Throwback Thursdays! We’re bringing back some of our favorite pieces from the last 30 years of Scribendi.
Sestina For My Father
Michael Hansen – 2000
The winters always start like this, the weeds that rot,
that you can smell, the grass something that’s frail
and dying, crisp when I wake up.
My father leads me out into the chill,
The way that he has always done. His hands
are large and rough with mine inside, not cold,
but bare and thick. The aching winter cold
flows from them, liquid to the warmth. Rough weeds
lie in the yard. They seem so small, his hands can
wrench them out to clear the soil, something so safe
about his breath.
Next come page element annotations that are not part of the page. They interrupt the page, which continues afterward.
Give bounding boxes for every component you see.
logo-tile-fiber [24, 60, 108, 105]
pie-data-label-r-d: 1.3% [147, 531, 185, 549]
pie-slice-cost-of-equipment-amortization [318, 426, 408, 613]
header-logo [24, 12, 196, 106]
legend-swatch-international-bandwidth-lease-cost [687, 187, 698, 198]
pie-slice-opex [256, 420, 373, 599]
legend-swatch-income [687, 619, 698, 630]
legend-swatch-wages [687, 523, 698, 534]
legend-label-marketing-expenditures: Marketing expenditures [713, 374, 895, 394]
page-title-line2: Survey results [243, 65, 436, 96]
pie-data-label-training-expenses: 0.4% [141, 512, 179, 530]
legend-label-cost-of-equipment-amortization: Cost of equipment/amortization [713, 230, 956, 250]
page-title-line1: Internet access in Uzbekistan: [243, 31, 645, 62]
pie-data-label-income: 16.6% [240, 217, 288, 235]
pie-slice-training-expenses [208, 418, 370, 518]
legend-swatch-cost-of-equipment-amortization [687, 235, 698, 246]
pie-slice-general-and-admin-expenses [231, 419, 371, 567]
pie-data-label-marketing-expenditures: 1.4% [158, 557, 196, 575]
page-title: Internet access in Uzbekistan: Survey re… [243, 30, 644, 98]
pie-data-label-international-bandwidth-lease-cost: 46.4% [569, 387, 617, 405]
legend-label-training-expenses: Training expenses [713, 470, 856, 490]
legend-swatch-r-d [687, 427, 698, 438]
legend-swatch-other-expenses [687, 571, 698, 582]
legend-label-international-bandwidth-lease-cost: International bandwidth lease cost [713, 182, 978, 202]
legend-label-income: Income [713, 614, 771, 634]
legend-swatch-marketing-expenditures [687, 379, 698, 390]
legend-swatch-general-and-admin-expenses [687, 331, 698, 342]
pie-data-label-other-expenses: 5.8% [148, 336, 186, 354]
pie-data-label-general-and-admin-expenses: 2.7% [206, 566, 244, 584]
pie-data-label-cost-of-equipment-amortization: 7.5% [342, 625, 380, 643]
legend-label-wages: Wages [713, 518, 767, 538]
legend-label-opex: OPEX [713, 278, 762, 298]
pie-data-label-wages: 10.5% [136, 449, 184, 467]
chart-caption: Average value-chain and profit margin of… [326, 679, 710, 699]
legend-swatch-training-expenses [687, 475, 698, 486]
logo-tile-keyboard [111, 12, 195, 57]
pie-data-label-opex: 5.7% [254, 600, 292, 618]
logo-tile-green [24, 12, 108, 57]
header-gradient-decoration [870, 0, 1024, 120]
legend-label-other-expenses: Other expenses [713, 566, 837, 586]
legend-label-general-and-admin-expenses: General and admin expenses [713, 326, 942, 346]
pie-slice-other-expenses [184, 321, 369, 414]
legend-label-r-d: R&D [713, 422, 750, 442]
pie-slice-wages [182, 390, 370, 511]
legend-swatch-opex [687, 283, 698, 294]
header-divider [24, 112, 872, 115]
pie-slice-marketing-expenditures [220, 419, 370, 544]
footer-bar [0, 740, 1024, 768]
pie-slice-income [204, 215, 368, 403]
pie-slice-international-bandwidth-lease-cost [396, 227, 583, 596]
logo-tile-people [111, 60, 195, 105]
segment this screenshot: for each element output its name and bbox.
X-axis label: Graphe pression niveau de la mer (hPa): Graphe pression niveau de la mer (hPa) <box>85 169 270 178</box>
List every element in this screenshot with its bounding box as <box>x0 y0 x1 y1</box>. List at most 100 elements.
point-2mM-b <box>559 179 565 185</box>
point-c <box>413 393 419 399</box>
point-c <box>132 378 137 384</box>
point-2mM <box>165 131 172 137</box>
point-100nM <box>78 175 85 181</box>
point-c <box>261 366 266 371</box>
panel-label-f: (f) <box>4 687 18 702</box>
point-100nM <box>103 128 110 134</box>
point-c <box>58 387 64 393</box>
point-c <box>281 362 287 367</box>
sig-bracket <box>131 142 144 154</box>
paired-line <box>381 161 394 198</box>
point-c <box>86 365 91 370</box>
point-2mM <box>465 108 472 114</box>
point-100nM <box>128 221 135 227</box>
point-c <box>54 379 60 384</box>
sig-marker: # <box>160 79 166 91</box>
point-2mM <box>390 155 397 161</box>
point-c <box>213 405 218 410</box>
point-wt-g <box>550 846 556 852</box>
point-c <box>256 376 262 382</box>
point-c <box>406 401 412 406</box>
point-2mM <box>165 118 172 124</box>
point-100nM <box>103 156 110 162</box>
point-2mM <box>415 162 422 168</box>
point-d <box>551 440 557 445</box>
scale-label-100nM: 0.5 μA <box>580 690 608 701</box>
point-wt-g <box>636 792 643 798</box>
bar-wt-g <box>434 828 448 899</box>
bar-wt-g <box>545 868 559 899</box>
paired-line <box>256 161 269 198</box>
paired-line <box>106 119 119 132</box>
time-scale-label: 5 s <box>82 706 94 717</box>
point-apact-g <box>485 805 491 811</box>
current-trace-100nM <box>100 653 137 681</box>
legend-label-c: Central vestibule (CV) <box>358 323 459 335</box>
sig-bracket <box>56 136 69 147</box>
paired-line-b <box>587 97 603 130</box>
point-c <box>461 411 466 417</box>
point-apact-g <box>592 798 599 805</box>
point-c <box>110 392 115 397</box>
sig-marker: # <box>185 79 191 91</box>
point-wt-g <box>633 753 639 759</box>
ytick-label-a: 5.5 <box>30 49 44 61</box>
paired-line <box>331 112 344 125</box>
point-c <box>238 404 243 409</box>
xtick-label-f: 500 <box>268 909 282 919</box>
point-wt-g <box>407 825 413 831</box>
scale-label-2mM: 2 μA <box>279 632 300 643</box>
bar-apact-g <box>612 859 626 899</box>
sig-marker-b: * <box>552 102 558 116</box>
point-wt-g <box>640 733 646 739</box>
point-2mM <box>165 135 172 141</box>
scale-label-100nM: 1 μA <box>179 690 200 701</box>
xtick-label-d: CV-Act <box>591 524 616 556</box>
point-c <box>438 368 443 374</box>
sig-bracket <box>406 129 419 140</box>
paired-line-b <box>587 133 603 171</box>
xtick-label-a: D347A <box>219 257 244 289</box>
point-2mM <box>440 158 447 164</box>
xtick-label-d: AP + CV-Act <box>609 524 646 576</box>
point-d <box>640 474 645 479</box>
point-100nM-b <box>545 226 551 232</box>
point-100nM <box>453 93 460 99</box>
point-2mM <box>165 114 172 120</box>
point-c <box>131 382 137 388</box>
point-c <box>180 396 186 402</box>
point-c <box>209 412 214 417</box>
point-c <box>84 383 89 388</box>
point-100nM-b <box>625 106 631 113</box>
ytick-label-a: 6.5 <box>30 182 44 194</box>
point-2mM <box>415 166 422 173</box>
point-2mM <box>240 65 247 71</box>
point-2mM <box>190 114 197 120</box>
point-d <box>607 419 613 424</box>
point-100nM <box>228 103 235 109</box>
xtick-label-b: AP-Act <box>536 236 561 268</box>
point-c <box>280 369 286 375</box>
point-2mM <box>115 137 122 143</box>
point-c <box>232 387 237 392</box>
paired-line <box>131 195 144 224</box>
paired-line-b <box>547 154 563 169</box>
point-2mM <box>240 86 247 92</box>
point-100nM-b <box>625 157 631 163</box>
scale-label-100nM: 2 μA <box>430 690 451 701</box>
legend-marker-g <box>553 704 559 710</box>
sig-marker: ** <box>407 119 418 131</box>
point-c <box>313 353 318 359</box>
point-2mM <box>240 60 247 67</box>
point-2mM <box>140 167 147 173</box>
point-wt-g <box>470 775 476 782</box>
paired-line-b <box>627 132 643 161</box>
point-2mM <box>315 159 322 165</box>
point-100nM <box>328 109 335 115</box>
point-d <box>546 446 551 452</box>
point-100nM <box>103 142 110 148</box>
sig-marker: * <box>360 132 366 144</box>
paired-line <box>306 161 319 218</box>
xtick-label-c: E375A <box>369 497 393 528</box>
It paints the chill
with steam, some new reminder swimming up
like birds that flock above me, raking up
the leaves that stay like corpses in the cold,
his face and mouth a clay that shapes. The chill bites
at my eyes, I watch him throw the weeds, the thin and fragile bones, the shells, something to leave behind. This skin, these tiny hands,
age five that reach out at the air, my hands
that search the grass, the dirt, dark oak turned up
against my fingers, dead and rough. Something to
press, something to sink them in, the cold
remains of spring. They search the piles of weeds,
the frozen flowers, wilted in the chill.
The snow is on its way, he says, a chill
that spreads all through my paper flesh, my hand
begin to stop. He smiles. He says, The weeds
are dead, that’s how you know. My head turns up
to him, so tall, Even the sun gets cold,
even the sun. And I can feel something
that starts out low, that folds and builds, something so
new. The smell of change, the ugly chill
October brings. We walk away, my cold
and tiny fingers safe inside his hand again,
the way they fit. it presses up,
it knows my skin. He leads me past the weeds,
the sidewalk cold and slick beneath. The chill
has dropped the leaves here, something like the weeds
my father’s hands pull up, dead pile, to burn.